State Government’s power to form a committee on UCC cannot per se be challenged: SC

SC refuses to interfere in plea challenging formation of Uttarakhand committee on UCC

Updated - January 10, 2023 12:38 am IST

Published - January 09, 2023 04:53 pm IST - New Delhi

Supreme Court of India. File

Supreme Court of India. File | Photo Credit: R.V. Moorthy

The Supreme Court on Monday held that a State government’s authority under the Constitution to form a committee to examine the implementation of the Uniform Civil Code (UCC) cannot per se be challenged.

A Bench led by Chief Justice of India DY Chandrachud found no merit in the argument by petitioner-in-person Anoop Baranwal that only the Centre could set up a Committee for the implementation of the UCC.

The petition had challenged the Uttarakhand government’s move to set up a Committee on UCC. The Uttarakhand committee on UCC is headed by former apex court judge, Justice Ranjana P. Desai.

“Article 162 of the Constitution indicates that the executive power of a State extends to matters with respect to which the Legislature of the State has power to make laws. In view of the provisions of Entry 5 of the Concurrent List of the Seventh Schedule, the constitution of a Committee per se cannot be challenged as ultra vires,” the Supreme Court said in the order on Monday.

Entry 5 of the Concurrent List deals with “marriage and divorce; infants and minors; adoption; wills, intestacy and succession; joint family and partition; all matters in respect of which parties in judicial proceedings were immediately before the commencement of this Constitution subject to their personal law”.

The apex court’s refusal to interfere in the case of BJP-ruled Uttarakhand and its recorded observation in a judicial order that a State government did indeed have the power to take steps towards implementing the UCC would prove decisive and encourage other State governments to take similar measures.
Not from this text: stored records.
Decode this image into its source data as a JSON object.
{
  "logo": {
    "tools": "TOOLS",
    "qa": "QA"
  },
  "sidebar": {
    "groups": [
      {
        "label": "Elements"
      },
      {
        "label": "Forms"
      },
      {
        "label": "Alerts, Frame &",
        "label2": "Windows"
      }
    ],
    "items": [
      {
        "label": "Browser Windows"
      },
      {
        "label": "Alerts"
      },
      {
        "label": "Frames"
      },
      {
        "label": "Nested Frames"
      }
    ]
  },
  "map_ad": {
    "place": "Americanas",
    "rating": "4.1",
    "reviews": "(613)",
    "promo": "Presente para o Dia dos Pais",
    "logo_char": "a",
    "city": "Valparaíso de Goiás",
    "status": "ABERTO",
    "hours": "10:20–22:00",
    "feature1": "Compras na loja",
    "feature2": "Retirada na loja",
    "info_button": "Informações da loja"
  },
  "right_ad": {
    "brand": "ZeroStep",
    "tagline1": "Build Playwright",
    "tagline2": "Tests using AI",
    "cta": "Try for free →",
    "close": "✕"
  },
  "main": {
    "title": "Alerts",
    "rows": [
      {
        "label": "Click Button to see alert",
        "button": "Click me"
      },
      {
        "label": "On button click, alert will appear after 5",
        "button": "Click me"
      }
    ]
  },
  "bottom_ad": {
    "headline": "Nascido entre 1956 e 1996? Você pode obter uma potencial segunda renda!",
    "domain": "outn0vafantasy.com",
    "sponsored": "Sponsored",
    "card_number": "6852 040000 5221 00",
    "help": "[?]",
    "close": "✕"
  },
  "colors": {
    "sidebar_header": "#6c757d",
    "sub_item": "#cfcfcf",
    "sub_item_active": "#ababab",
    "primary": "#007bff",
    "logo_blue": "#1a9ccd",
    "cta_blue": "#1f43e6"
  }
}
Gujarat too has decided to form its committee for the implementation of the UCC.

Uttarakhand Chief Minister Pushkar Singh Dhami’s decision to form a committee to prepare a UCC draft for the State had raised questions about whether an individual State could bring its own family law code and the impact it may have in a pluralist society with personal laws based on the customs of religious communities.

Goa’s Portuguese Civil Code of 1867 is an example of a common family law prevalent in a State.

The promulgation of the UCC emerges as a positive obligation and not duty of the State under Article 44 of the Constitution in the Directive Principles of State Policy (DPSP).

The DPSP urges “the State shall endeavour to secure a Uniform Civil Code for the citizens throughout the territory of India”.